Rupert Everett, playing the same old song about how he wishes he hadn’t come out — it ruined his career and he wouldn’t advise anybody else to come out. Honey, maybe you just weren’t leading man material. Too late now. Enough! He also dragged Jennifer Aniston into his dirge: she makes all these flops but still works all the time. So? Bitter man. (Richard Chamberlain, who waited many years to come out, said pretty much the same thing — he wouldn’t that recommend actors who wish to be romantic leads come out. But he’s not all bent out shape about it.)
Listen, Neil Patrick Harris seems to be doing pretty good. The times, they have ‘a changed. But as with everything, nothing changes quickly. Racism and misogyny anyone?
So nice to see that Judith Miller –”Bloody Judy” as I call her — has a new job aside from her commentating duties on Fox News. Miller, whose inaccurate New York Times stories led the push to war in Iraq, is writing for Newmax, a conservative magazine and online site.
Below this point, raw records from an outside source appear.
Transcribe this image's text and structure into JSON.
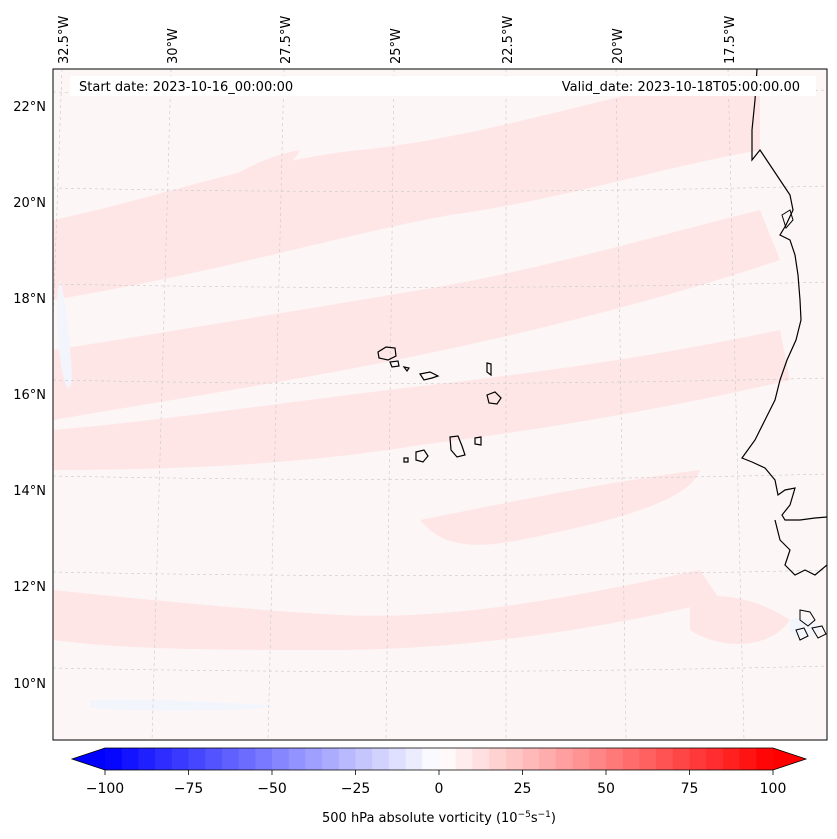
{
  "header": {
    "start_date": "Start date: 2023-10-16_00:00:00",
    "valid_date": "Valid_date: 2023-10-18T05:00:00.00"
  },
  "map": {
    "lon_labels": [
      "32.5°W",
      "30°W",
      "27.5°W",
      "25°W",
      "22.5°W",
      "20°W",
      "17.5°W"
    ],
    "lat_labels": [
      "22°N",
      "20°N",
      "18°N",
      "16°N",
      "14°N",
      "12°N",
      "10°N"
    ],
    "field_colors": {
      "background": "#fdf6f6",
      "light_pink": "#fee6e6",
      "pale_blue": "#f3f5fd"
    },
    "coastline_color": "#000000",
    "gridline_color": "#c8c8c8"
  },
  "colorbar": {
    "ticks": [
      "−100",
      "−75",
      "−50",
      "−25",
      "0",
      "25",
      "50",
      "75",
      "100"
    ],
    "label_main": "500 hPa absolute vorticity (10",
    "label_exp1": "−5",
    "label_mid": "s",
    "label_exp2": "−1",
    "label_end": ")",
    "min": -100,
    "max": 100,
    "levels": 40,
    "cmap": "bwr",
    "colors": {
      "negative": "#0000ff",
      "zero": "#ffffff",
      "positive": "#ff0000"
    }
  }
}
Good luck, Judy! Maybe you can incite another war and have the blood of thousands more young Americans on your hands.
I read The Butcher’s Tale, a true story about a youth who was murdered in a small German town in 1900, and how the Jews of the community were accused and persecuted for indulging in “ritual murder.” Author Helmut Walsh Smith offers an intense, horrifying glimpse of the seeds of Hitler’s “Final Solution” forty years later. If you want to understand, at least partially, “how could this happen,” read this book.
And, I also devoured Kitty Kelley’s The Royals, which is out in paperback. I missed this evisceration of the House of Windsor in hardcover. (I make no excuses. I would have read it even if I hadn’t been sick.) Read The Royals and you’ll want to rush to England, join any group that opposes the monarchy, and do your damndest to pull it down — they are the Borgias, minus the poisonings. This didn’t surprise me, since I’m no fan of royalty — except, that is, for the late drama queen Diana, who was so exquisitely, neurotically rebellious.
And, I confess, I did watch a lot of gory horror movies and cheesy murder and conspiracy mysteries on my 500 cable channels. Violent bad cinema can sometimes soothe. Or maybe it was just the effects of Nyquil.